Improving Understanding of Climate Change Through Cloud Formation

NORMAN, OKLA. – Greg McFarquhar, the director of the Cooperative Institute for Mesoscale Meteorological Studies and a professor in the School of Meteorology at the University of Oklahoma, will lead a three-year project funded by a $689,082 grant from the Department of Energy. The project uses unique sets of data collected in polar regions that give information on the small-scale properties of aerosols and clouds, data that will provide better insight into weather prediction models.

“Data were collected in two different regions, the Southern Ocean between Australia and Antarctic and over the north Atlantic Ocean, where information about what controls low-level clouds is lacking and few previous data sets have been collected,” McFarquhar said. “These data are important because global climate and numerical weather prediction models do a poor job in representing clouds in this region.”

Specifically, he says gaining a better understanding of cloud representation in the Southern Ocean is important because such models underrepresent the amount of sunlight reflected in this region, which makes future climate change scenarios uncertain through unknown cloud feedbacks, linkages to lower latitudes and impacts on the Antarctic ice shelf.  

Greg McFarquhar, the director of the Cooperative Institute for Mesoscale Meteorological Studies and a professor in the School of Meteorology at the University of Oklahoma

“Understanding cloud-aerosol interactions in the north Atlantic is also important because the Arctic is warming faster than any other area on the planet, with the rate of warming faster than predicted by models,” McFarquhar said. “Better understanding how cloud/aerosol processes affect the water and energy budgets may improve the ability to model such processes.”

Over the Southern Ocean, data were collected during the field project Measurements of Aerosols Radiation and Clouds over the Southern Ocean using instrumentation from the U.S. Department of Energy Atmospheric Radiation Measurement Program Mobile Facility-2, which was installed on the Australian Research Supply Vessel Aurora Australis as it made resupply voyages between Hobart, Australia, and the Australian Antarctic research stations of Casey, Mawson and Davis, as well as Macquarie Island.  

These data represent some of the most complete set of measurements on cloud and aerosol properties collected 60 degrees south over the Southern Ocean and over sea-ice.

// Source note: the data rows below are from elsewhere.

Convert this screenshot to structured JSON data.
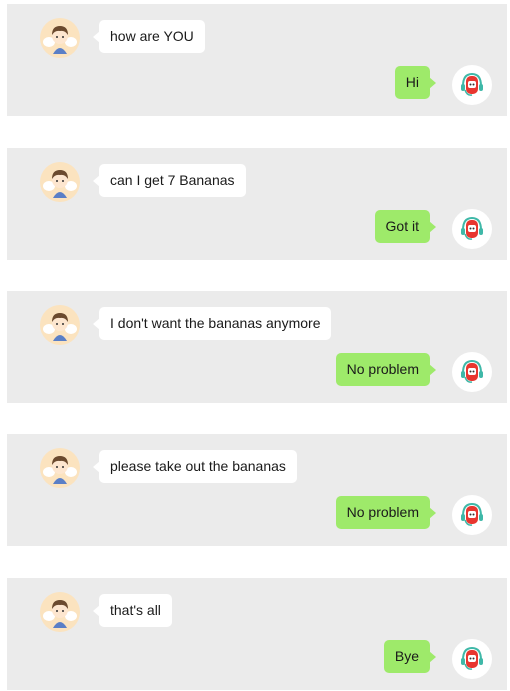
{
  "conversations": [
    {
      "user_message": "how are YOU",
      "bot_reply": "Hi"
    },
    {
      "user_message": "can I get 7 Bananas",
      "bot_reply": "Got it"
    },
    {
      "user_message": "I don't want the bananas anymore",
      "bot_reply": "No problem"
    },
    {
      "user_message": "please take out the bananas",
      "bot_reply": "No problem"
    },
    {
      "user_message": "that's all",
      "bot_reply": "Bye"
    }
  ],
  "icons": {
    "user_avatar": "angel-boy-avatar-icon",
    "bot_avatar": "red-robot-avatar-icon"
  },
  "colors": {
    "card_background": "#ebebeb",
    "user_bubble": "#ffffff",
    "bot_bubble": "#9eea6a",
    "user_avatar_background": "#fbe3bf"
  }
}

The collection also spans five months of time so that important seasonal cycles can be uncovered.

“The data are supplemented by a longtime series of cloud and aerosol properties collected over Macquarie Island during the Macquarie Island Cloud Radiation Experiment that allows for an enhanced understanding of the seasonal cycle at a single location,” McFarquhar said.

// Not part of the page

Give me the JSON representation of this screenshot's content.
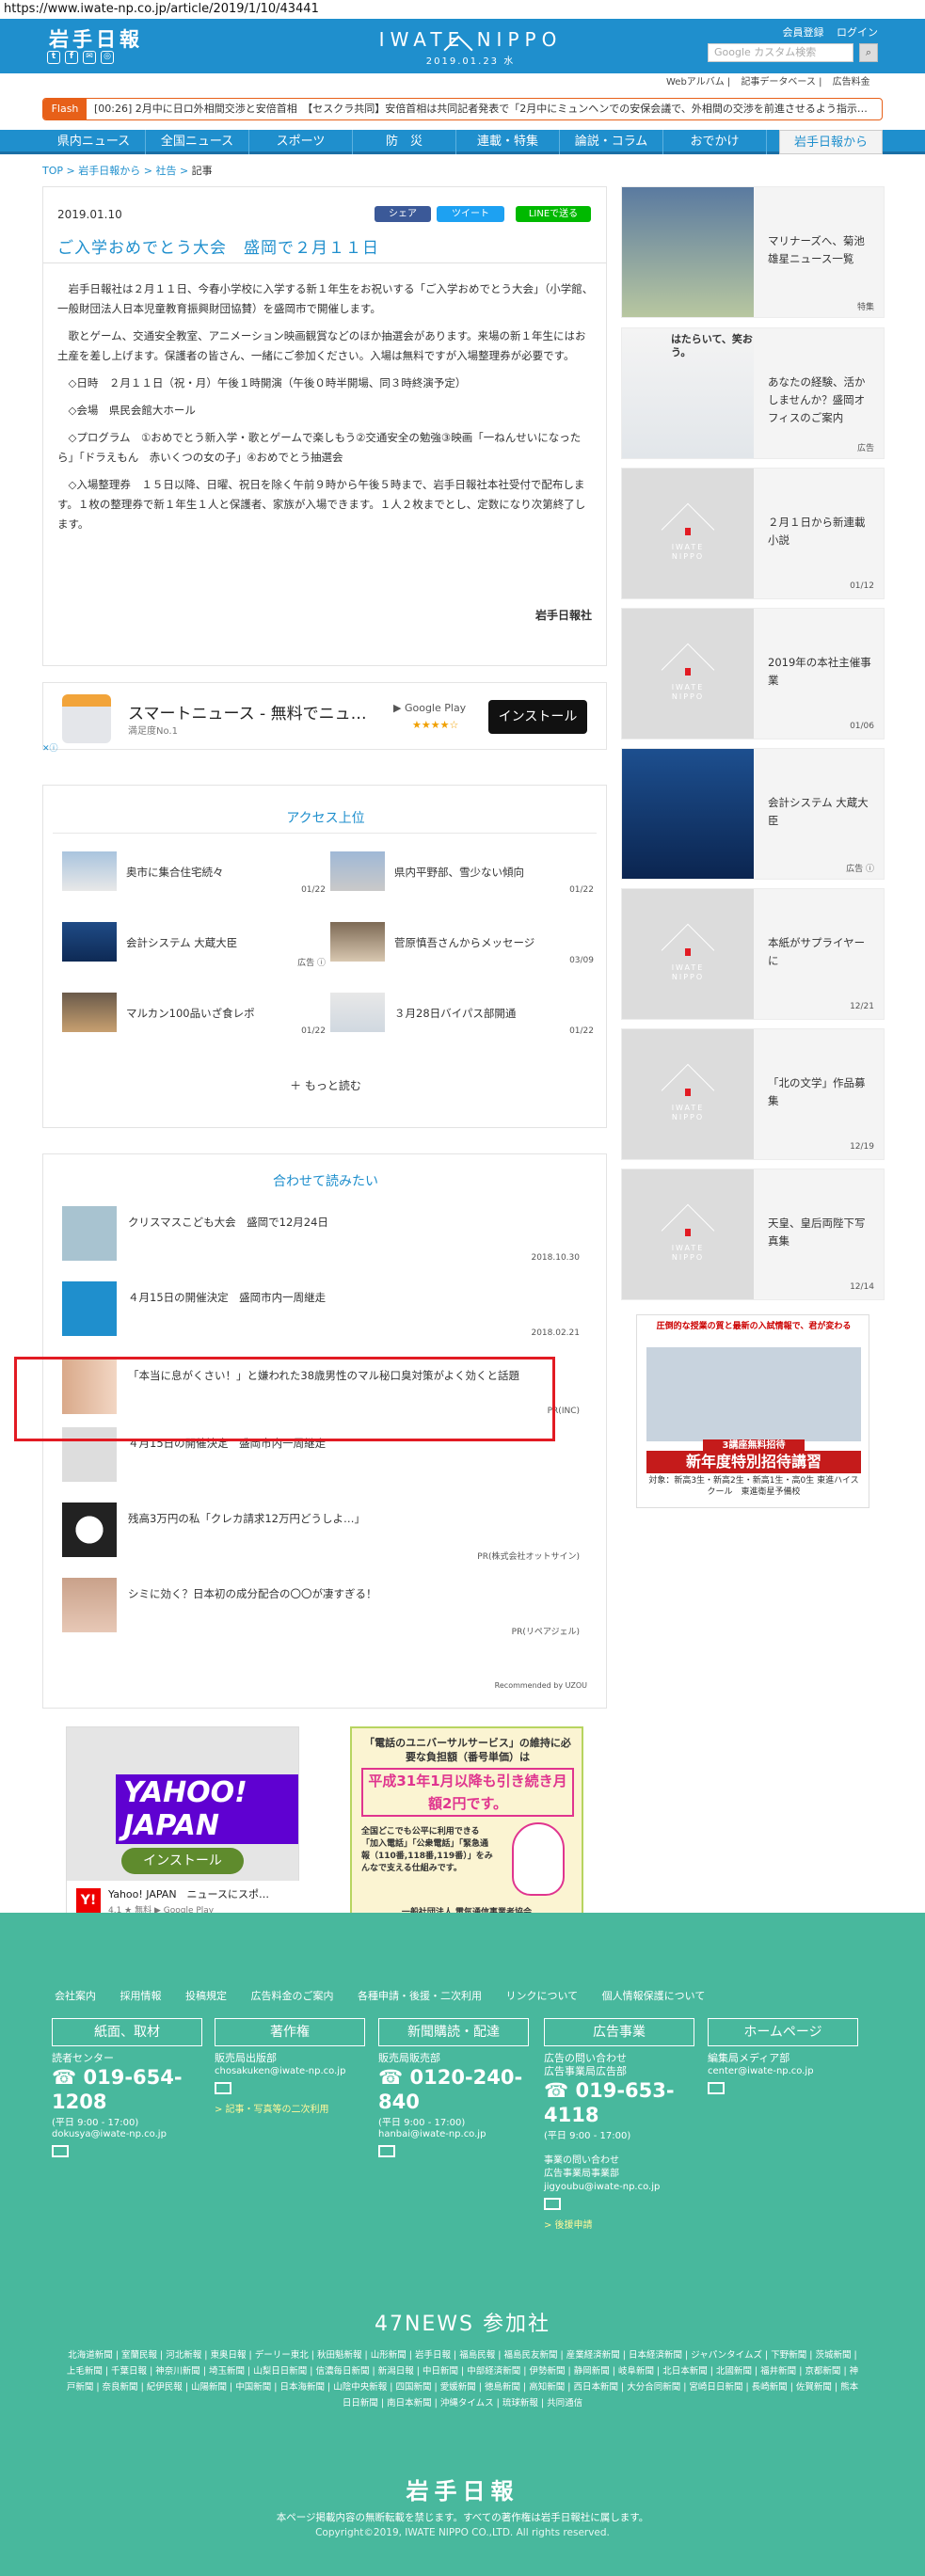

Over the north Atlantic, data are being collected during the DOE-funded Cold-Air Outbreaks in the Marine Boundary Layer Experiment to characterize cold-air outbreaks. Measurements are being made near Andenes in northeastern Norway, along with a reduced set of instruments on Bear Island, which is located approximately halfway between Andenes and Svalbard. These instruments are providing measurements of aerosol properties and surface fluxes as well as retrievals of cloud properties. OU researchers are using these measurements to study the relationship between cloud and aerosol properties for comparison against data collected over the Southern Ocean.

 

Image: Greg McFarquhar during the field project Measurements of Aerosols Radiation and Clouds over the Southern Ocean. The project will better inform weather prediction models, which have implications for understanding and predicting the effects of climate change.